With the keyword `Normalized`

a normalized ACF is computed,
and with the keyword `MaxStep`

the number of values \(n\) in the autocorrelation function
(\(t = [0,t_{1},t_{2},....,t_{n}]\)) can be set.
The default value is half of the total number of simulation steps used.

A subset of atoms for which the property \(\textbf{A}\) should be selected/computed can be provided in the block `Atoms`

.
The block can contain element names (recurring keyword `Element`

), or individual atom numbers (recurring keyword `Atom`

).

```
AutoCorrelation
Atoms
Atom integer
Element string
End
End
```

`AutoCorrelation`

Type: Block Recurring: True Description: All input related to auto correlation functions. `Atoms`

Type: Block Description: Relevant if Property is set to Velocities, DipoleMomentFromCharges, or DiffusionCoefficient. Atom numbers or elements for the set of atoms for which the property is read/computed. By default all atoms are used. `Atom`

Type: Integer Recurring: True Description: Atom number. `Element`

Type: String Recurring: True Description: Element Symbol Atom.

## Diffusion Coefficient¶

The diffusion coefficient can be computed as the integral over the velocity autocorrelation function.

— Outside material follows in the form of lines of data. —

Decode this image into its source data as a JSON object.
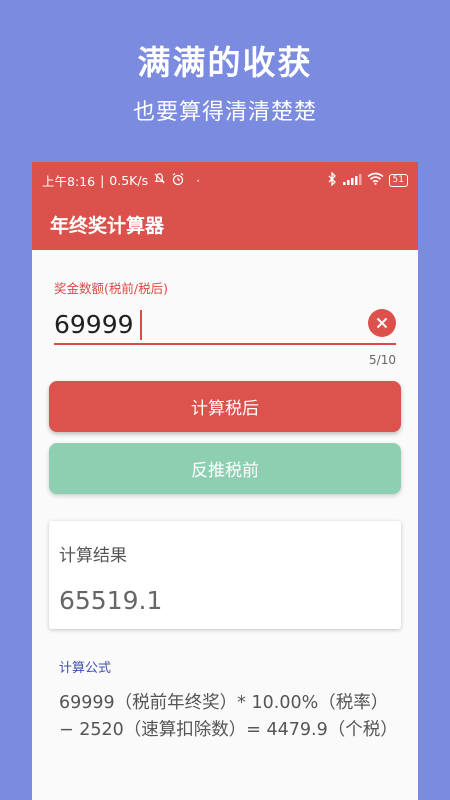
{
  "promo": {
    "title": "满满的收获",
    "subtitle": "也要算得清清楚楚"
  },
  "status_bar": {
    "time": "上午8:16",
    "speed": "0.5K/s",
    "battery": "51"
  },
  "app_bar": {
    "title": "年终奖计算器"
  },
  "form": {
    "label": "奖金数额(税前/税后)",
    "value": "69999",
    "counter": "5/10"
  },
  "buttons": {
    "calc_after_tax": "计算税后",
    "calc_before_tax": "反推税前"
  },
  "result": {
    "label": "计算结果",
    "value": "65519.1"
  },
  "formula": {
    "title": "计算公式",
    "text": "69999（税前年终奖）* 10.00%（税率）− 2520（速算扣除数）= 4479.9（个税）"
  },
  "colors": {
    "background": "#7b8be0",
    "primary": "#db524d",
    "secondary": "#8ecfb2",
    "link": "#3f51b5"
  },
  "icons": [
    "clock-icon",
    "bell-off-icon",
    "alarm-icon",
    "bluetooth-icon",
    "signal-icon",
    "wifi-icon",
    "battery-icon",
    "clear-icon"
  ]
}
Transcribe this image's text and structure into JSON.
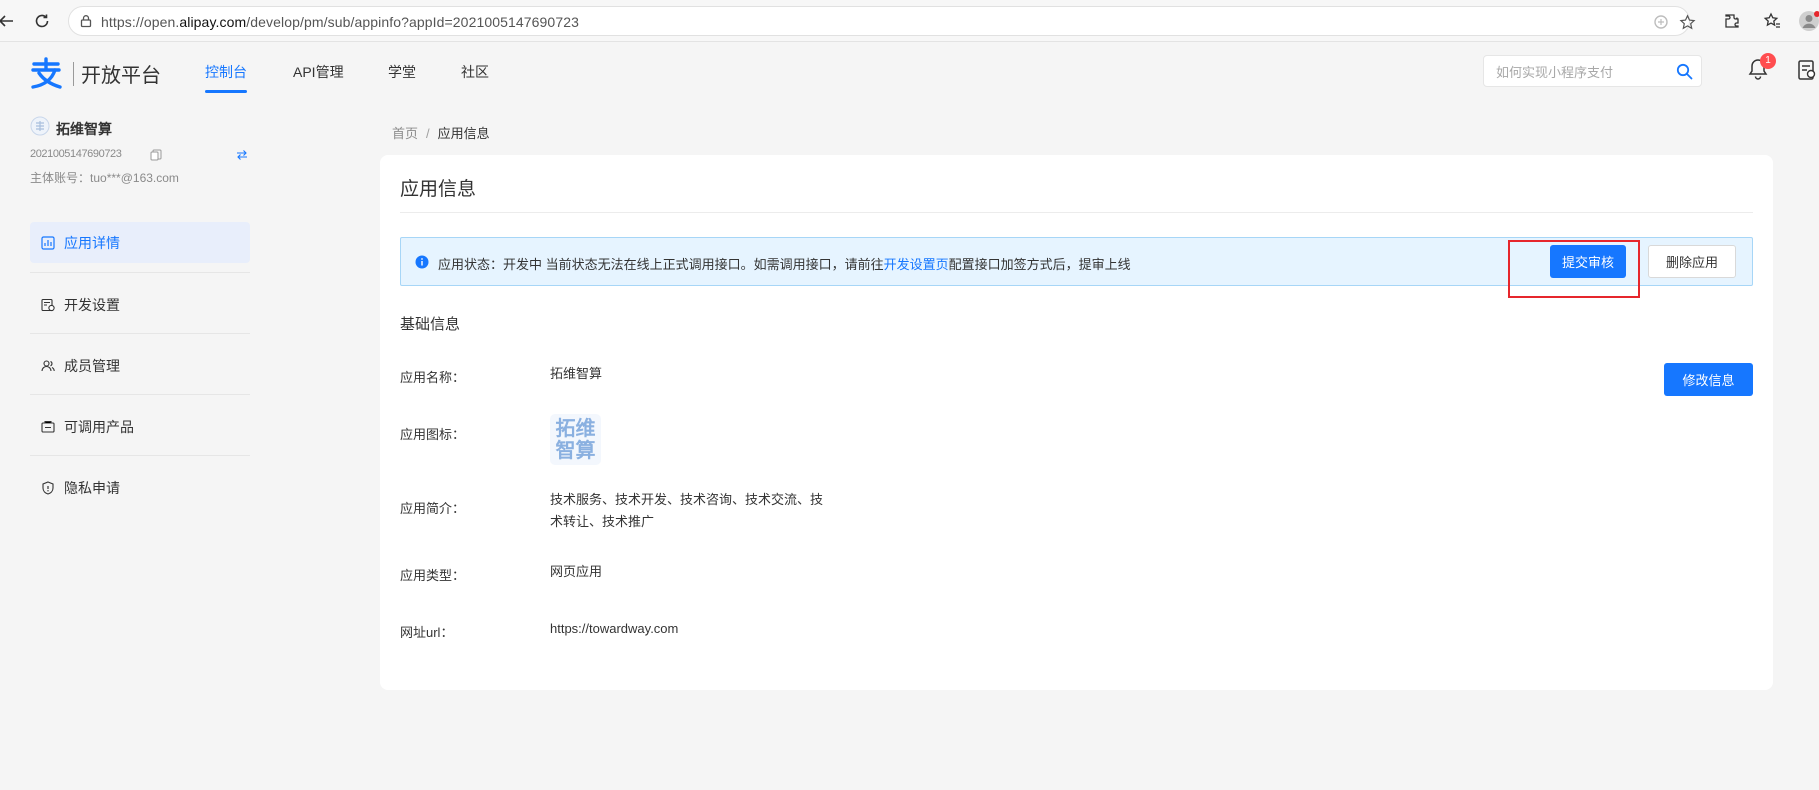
{
  "browser": {
    "url_prefix": "https://open.",
    "url_domain": "alipay.com",
    "url_path": "/develop/pm/sub/appinfo?appId=2021005147690723"
  },
  "nav": {
    "brand": "开放平台",
    "items": [
      "控制台",
      "API管理",
      "学堂",
      "社区"
    ],
    "search_placeholder": "如何实现小程序支付",
    "notification_count": "1"
  },
  "sidebar": {
    "app_name": "拓维智算",
    "app_id": "2021005147690723",
    "account_label": "主体账号：",
    "account_value": "tuo***@163.com",
    "items": [
      {
        "label": "应用详情",
        "icon": "chart-icon"
      },
      {
        "label": "开发设置",
        "icon": "settings-doc-icon"
      },
      {
        "label": "成员管理",
        "icon": "members-icon"
      },
      {
        "label": "可调用产品",
        "icon": "product-icon"
      },
      {
        "label": "隐私申请",
        "icon": "shield-icon"
      }
    ]
  },
  "breadcrumb": {
    "home": "首页",
    "separator": "/",
    "current": "应用信息"
  },
  "card": {
    "title": "应用信息",
    "alert": {
      "prefix": "应用状态：开发中 当前状态无法在线上正式调用接口。如需调用接口，请前往",
      "link": "开发设置页",
      "suffix": "配置接口加签方式后，提审上线"
    },
    "submit_label": "提交审核",
    "delete_label": "删除应用",
    "section_title": "基础信息",
    "edit_label": "修改信息",
    "fields": {
      "name_label": "应用名称：",
      "name_value": "拓维智算",
      "icon_label": "应用图标：",
      "icon_text_line1": "拓维",
      "icon_text_line2": "智算",
      "desc_label": "应用简介：",
      "desc_line1": "技术服务、技术开发、技术咨询、技术交流、技",
      "desc_line2": "术转让、技术推广",
      "type_label": "应用类型：",
      "type_value": "网页应用",
      "url_label": "网址url：",
      "url_value": "https://towardway.com"
    }
  },
  "colors": {
    "accent": "#1677ff",
    "highlight": "#e6262c",
    "alert_bg": "#e6f4ff"
  }
}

\(D = \frac{1}{3} \int_{t=0}^{t=t_{max}} \langle \textbf{v}(0) \cdot \textbf{v}(t)) \rangle dt\)

The factor \(\frac{1}{3}\) corrects for the dimension of the system, which we assume to be always 3.

The diffusion coefficient is computed if the task `AutoCorrelation`

is selected,
and if in the `AutoCorrelation`

block DiffusionCoefficient is selected as the `Property`

.

```
$AMSBIN/analysis <<eor
Task AutoCorrelation
AutoCorrelation
Property DiffusionCoefficient
End
eor
```

`AutoCorrelation`

Type: Block Recurring: True Description: All input related to auto correlation functions. `Property`

Type: Multiple Choice Default value: DipoleMomentFromCharges Options: [Velocities, DipoleMomentFromCharges, InputValues, DiffusionCoefficient] Description: Compute the ACF either from velocities (from rkf), the dipole moment (from atomic charges in rkf), or from values specified in input. If DiffusionCoefficient is selected the unnormalized velocity autocorrelation function is computed and integrated.

Again, a subset of atoms can be selected with the sublock `Atoms`

.

The value of the diffusion coefficient is written to the output, as well as to the KF file.